Thursday, March 29, 2012

Best Buy Problems Signal Need for New Retail Formats

Best Buy StorefrontThe lower than expected earnings news announced by Best Buy March 29, 2012, show that the retailer is having trouble.  It said it would lay off 400 workers and close up to 50 stores.  On-line retailers, like Amazon, are eating into its sales; certainly, the continuing recession isn’t helping. The company chief executive, Brian Dunn,  conveyed growing frustration with consumers using Best Buy to merely touch and feel and learn about products, then turn and shop for the product on-line for better pricing.  Will Best Buy go the way of Circuit City and Comp USA - not to mention earlier closings of Crazy Eddie and Nobody Beats the Wiz?

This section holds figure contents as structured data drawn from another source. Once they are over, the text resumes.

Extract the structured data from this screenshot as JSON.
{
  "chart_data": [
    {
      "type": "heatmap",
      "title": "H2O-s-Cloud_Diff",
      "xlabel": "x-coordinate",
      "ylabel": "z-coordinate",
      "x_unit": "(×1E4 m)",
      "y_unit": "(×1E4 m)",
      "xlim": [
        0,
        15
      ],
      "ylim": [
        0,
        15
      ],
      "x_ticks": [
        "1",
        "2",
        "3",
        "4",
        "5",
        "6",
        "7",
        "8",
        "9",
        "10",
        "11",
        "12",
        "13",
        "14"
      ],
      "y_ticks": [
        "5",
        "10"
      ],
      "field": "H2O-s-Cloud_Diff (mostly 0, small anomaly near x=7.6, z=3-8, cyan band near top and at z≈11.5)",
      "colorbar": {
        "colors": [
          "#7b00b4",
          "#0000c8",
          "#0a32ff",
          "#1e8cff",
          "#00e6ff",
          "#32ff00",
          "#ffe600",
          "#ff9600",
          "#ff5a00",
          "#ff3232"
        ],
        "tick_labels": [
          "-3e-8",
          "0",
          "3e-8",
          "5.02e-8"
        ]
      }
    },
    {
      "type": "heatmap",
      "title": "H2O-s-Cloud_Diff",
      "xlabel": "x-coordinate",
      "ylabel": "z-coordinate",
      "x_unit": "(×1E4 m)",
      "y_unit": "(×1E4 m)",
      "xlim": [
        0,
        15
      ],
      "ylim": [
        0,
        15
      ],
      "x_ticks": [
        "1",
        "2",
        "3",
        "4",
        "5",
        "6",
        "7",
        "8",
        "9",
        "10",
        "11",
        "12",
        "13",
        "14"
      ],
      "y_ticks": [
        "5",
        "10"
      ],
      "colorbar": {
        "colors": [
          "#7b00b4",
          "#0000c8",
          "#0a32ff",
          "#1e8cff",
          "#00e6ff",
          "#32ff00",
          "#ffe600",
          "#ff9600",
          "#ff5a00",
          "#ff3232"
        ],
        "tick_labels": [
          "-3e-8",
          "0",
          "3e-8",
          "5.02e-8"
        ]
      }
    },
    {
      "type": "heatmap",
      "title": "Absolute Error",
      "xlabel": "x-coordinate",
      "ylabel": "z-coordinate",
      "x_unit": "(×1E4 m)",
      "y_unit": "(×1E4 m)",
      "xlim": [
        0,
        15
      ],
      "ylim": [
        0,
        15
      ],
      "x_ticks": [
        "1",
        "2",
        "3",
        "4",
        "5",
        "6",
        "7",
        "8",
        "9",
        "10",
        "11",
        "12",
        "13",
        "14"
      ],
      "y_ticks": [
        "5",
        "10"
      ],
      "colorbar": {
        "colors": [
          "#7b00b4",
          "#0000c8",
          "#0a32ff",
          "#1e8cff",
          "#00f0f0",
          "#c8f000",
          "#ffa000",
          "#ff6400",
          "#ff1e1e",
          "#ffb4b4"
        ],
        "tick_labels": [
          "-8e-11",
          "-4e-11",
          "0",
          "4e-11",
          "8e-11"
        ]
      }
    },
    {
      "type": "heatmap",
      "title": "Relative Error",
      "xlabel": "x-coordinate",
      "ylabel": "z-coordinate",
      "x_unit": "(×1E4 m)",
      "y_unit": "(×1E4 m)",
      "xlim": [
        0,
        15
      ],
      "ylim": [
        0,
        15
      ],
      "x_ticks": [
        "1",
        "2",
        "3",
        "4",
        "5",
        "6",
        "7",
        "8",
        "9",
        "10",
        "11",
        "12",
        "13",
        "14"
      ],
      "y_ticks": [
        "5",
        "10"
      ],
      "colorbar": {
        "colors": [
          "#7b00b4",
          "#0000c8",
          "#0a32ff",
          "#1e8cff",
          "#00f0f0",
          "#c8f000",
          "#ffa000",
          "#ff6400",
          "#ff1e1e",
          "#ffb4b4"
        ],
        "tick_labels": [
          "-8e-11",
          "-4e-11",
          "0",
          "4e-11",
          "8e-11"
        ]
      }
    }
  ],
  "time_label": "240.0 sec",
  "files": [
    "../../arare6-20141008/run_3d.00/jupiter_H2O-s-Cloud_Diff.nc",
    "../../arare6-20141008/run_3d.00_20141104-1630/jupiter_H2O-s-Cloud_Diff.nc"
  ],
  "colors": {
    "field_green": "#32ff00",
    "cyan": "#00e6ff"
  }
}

Best Buy,the last standing electronics giant, competes in a declining market against on-line retailers with service and product knowledge.  Consumers complain that Best Buy is not doing great in these areas.  But non tech-savvy consumers do want to learn about products and handle them before buying.  It stands to reason that without brick and mortar retailers to provide this service, Amazon would suffer as well.

Another particular issue is that women generally do not shop at Best Buy. Only 16% of Best Buy shoppers are women, and 31% of its workers are female according to an earlier article in the Wall Street Journal.  While this is likely true of other electronic stores, it is not true for competitors, Amazon and Walmart. 

Is it time for another format for Best Buy?  Should retailing become “show-rooming” with retailers operating engaging product show rooms for consumers to touch and feel products and then allow low price shipping out of centralized warehouses to compete with Amazon pricing? I love how Apple, Sony and Bose storefronts work with greater emphasis on the customer experience.

It’s time for a new model for retailers like Best Buy.  I personally hope they can stay strong – where else will I kill an hour shopping (or should I say browsing) on the weekend?